I am trying to find a good approach to create a computer player for the game "Lines" from gamious on Android. The concept of the game is pretty straightforward :
Lines is an abstract ‘zen’ game experience where form is just as important as function. Place or remove Dots to initiate a colourful race that fills a drawing. The colour that dominates the race wins.
The game starts with a drawing (that can be described as a set of "blank" lines, with connection to other lines). Dots of different colour are placed somewhat randomly on the lines. The player get a colour assigned. When the game start, paint start flowing from the dots and filling the (at first blank) lines of the drawing.
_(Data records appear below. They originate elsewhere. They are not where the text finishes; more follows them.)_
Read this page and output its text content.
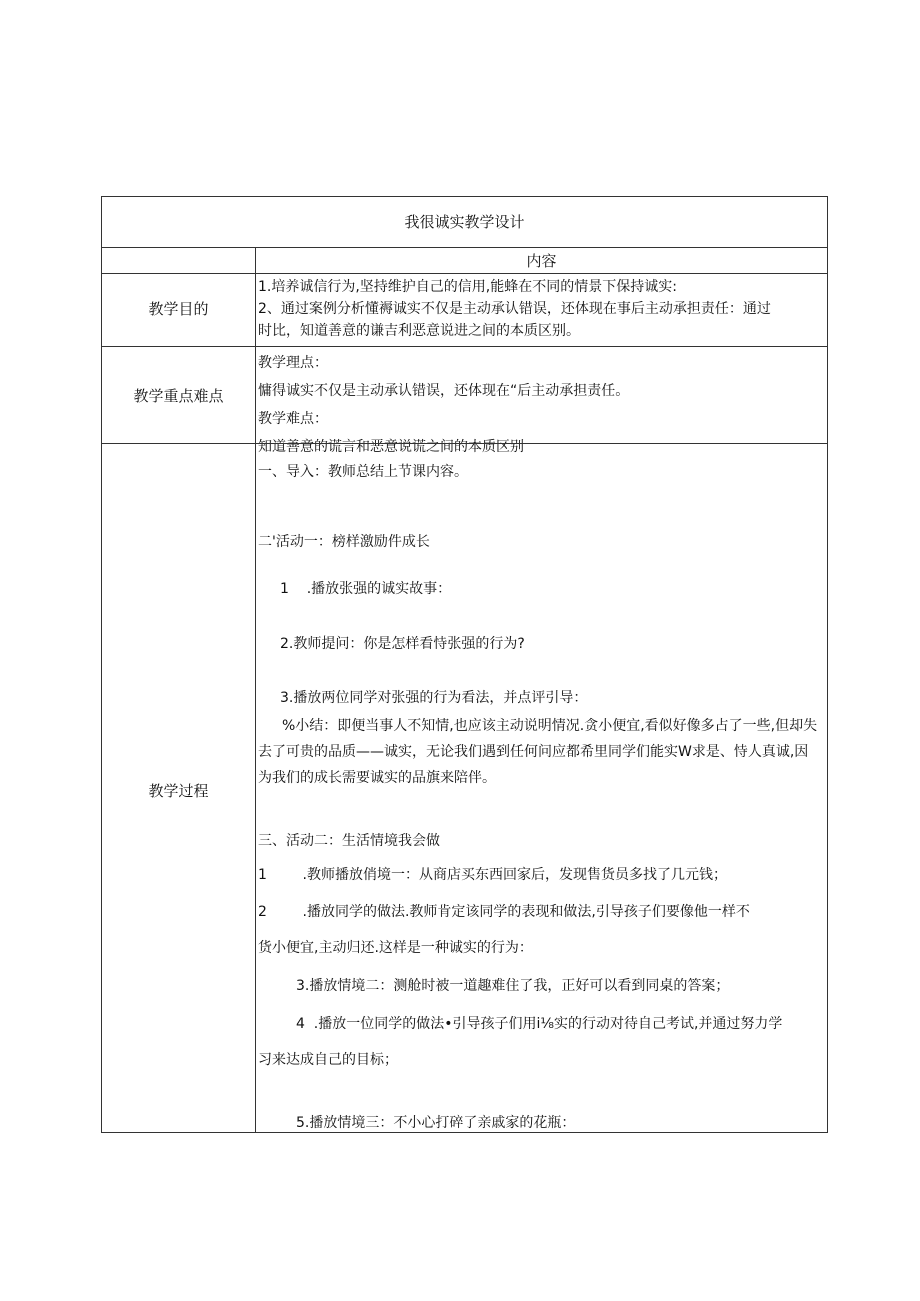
我很诚实教学设计
内容
教学目的
1.培养诚信行为,坚持维护自己的信用,能蜂在不同的情景下保持诚实:
2、通过案例分析懂褥诚实不仅是主动承认错误，还体现在事后主动承担责任：通过
时比，知道善意的谦吉利恶意说进之间的本质区别。
教学重点难点
教学理点：
慵得诚实不仅是主动承认错误，还体现在“后主动承担责任。
教学难点：
知道善意的谎言和恶意说谎之间的本质区别
教学过程
一、导入：教师总结上节课内容。
二'活动一：榜样激励件成长
1    .播放张强的诚实故事：
2.教师提问：你是怎样看恃张强的行为?
3.播放两位同学对张强的行为看法，并点评引导：
%小结：即便当事人不知情,也应该主动说明情况.贪小便宜,看似好像多占了一些,但却失去了可贵的品质——诚实，无论我们遇到任何问应都希里同学们能实W求是、恃人真诚,因为我们的成长需要诚实的品旗来陪伴。
三、活动二：生活情境我会做
1        .教师播放俏境一：从商店买东西回家后，发现售货员多找了几元钱；
2        .播放同学的做法.教师肯定该同学的表现和做法,引导孩子们要像他一样不
货小便宜,主动归还.这样是一种诚实的行为：
3.播放情境二：测舱时被一道趣难住了我，正好可以看到同桌的答案；
4  .播放一位同学的做法•引导孩子们用i⅛实的行动对待自己考试,并通过努力学
习来达成自己的目标；
5.播放情境三：不小心打碎了亲戚家的花瓶：
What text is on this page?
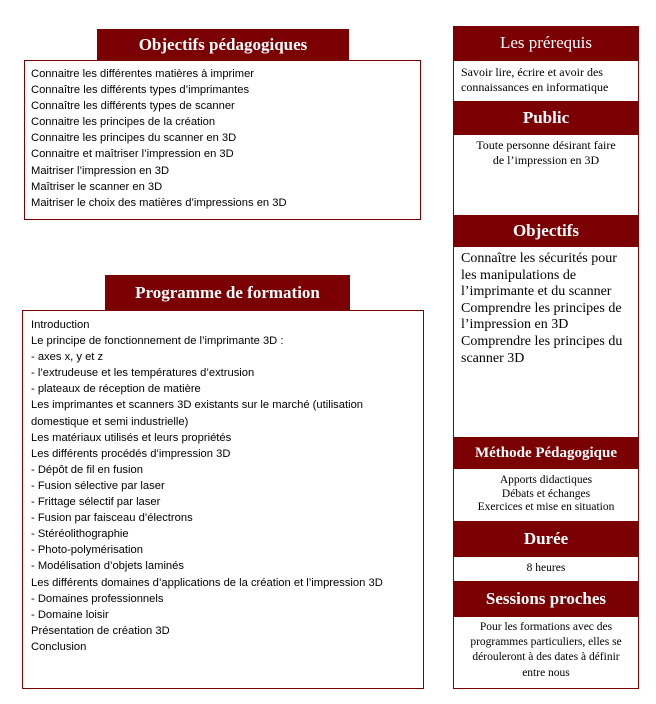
Connaitre les différentes matières à imprimer
Connaître les différents types d’imprimantes
Connaître les différents types de scanner
Connaitre les principes de la création
Connaitre les principes du scanner en 3D
Connaitre et maîtriser l’impression en 3D
Maitriser l’impression en 3D
Maîtriser le scanner en 3D
Maitriser le choix des matières d’impressions en 3D
Objectifs pédagogiques
Introduction
Le principe de fonctionnement de l’imprimante 3D :
- axes x, y et z
- l’extrudeuse et les températures d’extrusion
- plateaux de réception de matière
Les imprimantes et scanners 3D existants sur le marché (utilisation
domestique et semi industrielle)
Les matériaux utilisés et leurs propriétés
Les différents procédés d’impression 3D
- Dépôt de fil en fusion
- Fusion sélective par laser
- Frittage sélectif par laser
- Fusion par faisceau d’électrons
- Stéréolithographie
- Photo-polymérisation
- Modélisation d’objets laminés
Les différents domaines d’applications de la création et l’impression 3D
- Domaines professionnels
- Domaine loisir
Présentation de création 3D
Conclusion
Programme de formation
Les prérequis
Savoir lire, écrire et avoir des
connaissances en informatique
Public
Toute personne désirant faire
de l’impression en 3D
Objectifs
Connaître les sécurités pour
les manipulations de
l’imprimante et du scanner
Comprendre les principes de
l’impression en 3D
Comprendre les principes du
scanner 3D
Méthode Pédagogique
Apports didactiques
Débats et échanges
Exercices et mise en situation
Durée
8 heures
Sessions proches
Pour les formations avec des
programmes particuliers, elles se
dérouleront à des dates à définir
entre nous
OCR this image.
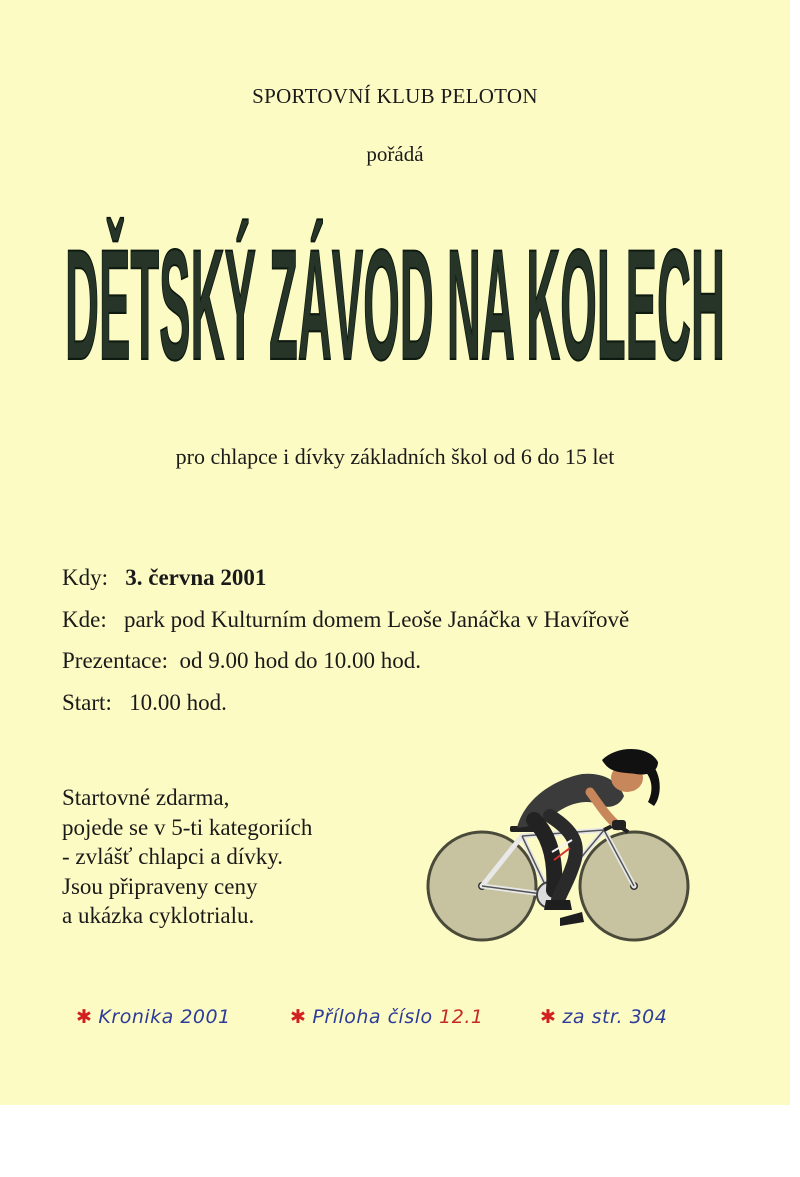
SPORTOVNÍ KLUB PELOTON
pořádá
DĚTSKÝ ZÁVOD NA KOLECH
pro chlapce i dívky základních škol od 6 do 15 let
Kdy: 3. června 2001
Kde: park pod Kulturním domem Leoše Janáčka v Havířově
Prezentace: od 9.00 hod do 10.00 hod.
Start: 10.00 hod.
Startovné zdarma,
pojede se v 5-ti kategoriích
- zvlášť chlapci a dívky.
Jsou připraveny ceny
a ukázka cyklotrialu.
✱ Kronika 2001	✱ Příloha číslo 12.1	✱ za str. 304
You win if your colour dominates.
The game gives you different tools to win (the game starts when all of them have been used) :
- [0 to 2] scissor to cut lines
- [0 to 5] additional dot of your own color to place on the drawing
- [0 to 4] enemy dots eraser
- [0 to 3] additional straight lines to connect different part of the drawing
A quick example: the first image is the initial state of a round. "My" colour is the yellow (1 enemy = brown) and I have 4 tools (2 eraser and 2 lines). The second image shows the game running after I used the tools to put my colour in a winning position (yes, we can do better)
If I try to approach this as a classical optimization problem, things get messy pretty fast :
- highly non-linear
- high number of dimensions
AI seems to be the right way to go, but I would like your help to get in the right direction: what would be your approach to create an AI to play this game?
To limit the scope of this question, you can consider that I already have a data structure to represent the game initial state, the use of different tools and the game "physics". What I really want to do is finding how to create an AI which can learn how to efficiently use the tools.
Regarding my experience, I took 2 semesters of AI classes during the last year getting my engineering degree and have used non-linear optimization tools for a while: you can go technical, but I am not fully understand it.